In response to the question about how Montreal has become the hub for AI, Bengio pointed to multiple factors. The first relates to the bet that a few institutions — namely McGill University and Université de Montréal — made on researchers studying a niche topic in computer science in the late 1990s. This bet, according to Bengio, allowed those researchers to develop a group which is now the largest deep-learning group in the world, and has consequently led to a snowball effect of university and government investment in deep-learning research labs and organizations in Montreal. What this has meant is that whereas prior to this, Canadian startups would move to Silicon Valley once they could afford to do so, they are now realizing that they are better off moving to or staying in Montreal given the city’s concentration of AI researchers. The second point speaks to the nature of Montreal’s community culture, which influences how organizations work together. More than that though, in the AI space, this community culture has been multiplied by the fact that many people at those organizations working with AI are former MILA students.

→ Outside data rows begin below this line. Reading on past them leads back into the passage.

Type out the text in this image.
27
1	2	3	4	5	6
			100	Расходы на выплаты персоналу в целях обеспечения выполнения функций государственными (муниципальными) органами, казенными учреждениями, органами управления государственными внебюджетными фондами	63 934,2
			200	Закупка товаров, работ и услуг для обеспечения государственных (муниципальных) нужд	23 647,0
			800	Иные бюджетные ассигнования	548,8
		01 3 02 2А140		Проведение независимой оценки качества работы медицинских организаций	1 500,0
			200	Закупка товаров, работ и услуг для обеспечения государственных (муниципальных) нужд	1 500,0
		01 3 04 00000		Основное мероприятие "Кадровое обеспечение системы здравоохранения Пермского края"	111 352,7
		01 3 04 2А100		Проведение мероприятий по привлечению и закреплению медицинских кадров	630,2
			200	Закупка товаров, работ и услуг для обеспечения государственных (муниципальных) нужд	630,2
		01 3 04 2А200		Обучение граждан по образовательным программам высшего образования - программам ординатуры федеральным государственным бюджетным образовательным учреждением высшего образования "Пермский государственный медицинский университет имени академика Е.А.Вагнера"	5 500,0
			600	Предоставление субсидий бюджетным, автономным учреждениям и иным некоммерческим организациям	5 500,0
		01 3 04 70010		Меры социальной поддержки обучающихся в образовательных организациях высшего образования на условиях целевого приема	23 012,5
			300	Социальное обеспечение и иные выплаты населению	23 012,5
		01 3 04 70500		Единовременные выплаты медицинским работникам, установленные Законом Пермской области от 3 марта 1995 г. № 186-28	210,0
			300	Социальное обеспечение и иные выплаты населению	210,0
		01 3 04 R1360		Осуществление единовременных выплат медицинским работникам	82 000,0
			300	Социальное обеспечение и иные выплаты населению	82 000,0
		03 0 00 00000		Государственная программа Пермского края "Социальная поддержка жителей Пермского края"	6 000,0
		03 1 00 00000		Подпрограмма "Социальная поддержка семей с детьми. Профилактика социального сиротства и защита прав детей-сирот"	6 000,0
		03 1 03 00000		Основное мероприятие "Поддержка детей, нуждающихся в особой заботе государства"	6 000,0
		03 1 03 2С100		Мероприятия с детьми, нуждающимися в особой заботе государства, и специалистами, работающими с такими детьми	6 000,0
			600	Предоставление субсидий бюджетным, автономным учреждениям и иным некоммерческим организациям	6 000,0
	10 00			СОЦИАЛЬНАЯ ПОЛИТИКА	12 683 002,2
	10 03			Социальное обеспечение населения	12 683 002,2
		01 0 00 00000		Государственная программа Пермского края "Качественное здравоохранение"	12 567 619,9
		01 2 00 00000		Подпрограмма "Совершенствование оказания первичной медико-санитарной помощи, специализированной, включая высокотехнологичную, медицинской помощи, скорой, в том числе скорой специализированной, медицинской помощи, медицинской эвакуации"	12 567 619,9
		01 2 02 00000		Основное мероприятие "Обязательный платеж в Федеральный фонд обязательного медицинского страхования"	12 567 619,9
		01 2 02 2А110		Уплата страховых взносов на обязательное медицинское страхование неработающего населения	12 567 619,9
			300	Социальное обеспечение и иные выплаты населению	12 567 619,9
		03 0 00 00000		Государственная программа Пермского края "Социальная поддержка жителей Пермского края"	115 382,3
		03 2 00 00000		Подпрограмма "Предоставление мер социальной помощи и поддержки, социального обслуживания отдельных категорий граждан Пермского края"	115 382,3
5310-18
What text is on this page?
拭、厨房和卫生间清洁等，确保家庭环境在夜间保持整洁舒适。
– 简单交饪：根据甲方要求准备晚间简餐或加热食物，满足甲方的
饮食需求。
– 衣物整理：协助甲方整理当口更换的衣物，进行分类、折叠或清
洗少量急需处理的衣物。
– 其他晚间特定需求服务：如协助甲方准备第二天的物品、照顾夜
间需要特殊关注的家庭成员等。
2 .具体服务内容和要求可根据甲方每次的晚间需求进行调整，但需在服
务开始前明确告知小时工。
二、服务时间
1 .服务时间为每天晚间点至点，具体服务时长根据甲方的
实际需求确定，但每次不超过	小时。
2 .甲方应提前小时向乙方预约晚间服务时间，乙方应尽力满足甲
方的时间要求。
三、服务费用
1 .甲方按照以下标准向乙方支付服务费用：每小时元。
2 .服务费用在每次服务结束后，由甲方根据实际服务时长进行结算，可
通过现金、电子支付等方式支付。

In sum, Parasnis pointed out that 25 years ago, if you had asked the general public if they were ready for GPS satellites, most people either would not have cared, or would not have understood the impact GPS satellites would have on their day-to-day lives or in the long-term. While GPS satellites may not have had the same cross-cutting societal impact that artificial intelligence will arguably have, thinking of this example is a useful way of trying to understand the chasm between specialists’ and policy-makers understanding of the topic, and that of the general public, not least when considering efforts by the Montreal Declaration to include broader cuts of the citizenry in the development of a framework for the responsible development of AI. It is also worth highlighting that, if done right, these disruptive technological shifts can contribute to facilitating massive progress in the erasure of inequalities. Take the smartphone, for example, which allowed entire demographics to leapfrog certain aspects of development: (i.e. there are people in the world who don’t have access to running water, but who have Facebook accounts). Finally, and perhaps most importantly, as Bengio highlighted in the context of trust and data in artificial intelligence, “we need to do this right.” The consequences of not “doing it right” have been briefly touched upon here, but broadly also include losing the trust of the public, which for progress’ sake, we cannot afford.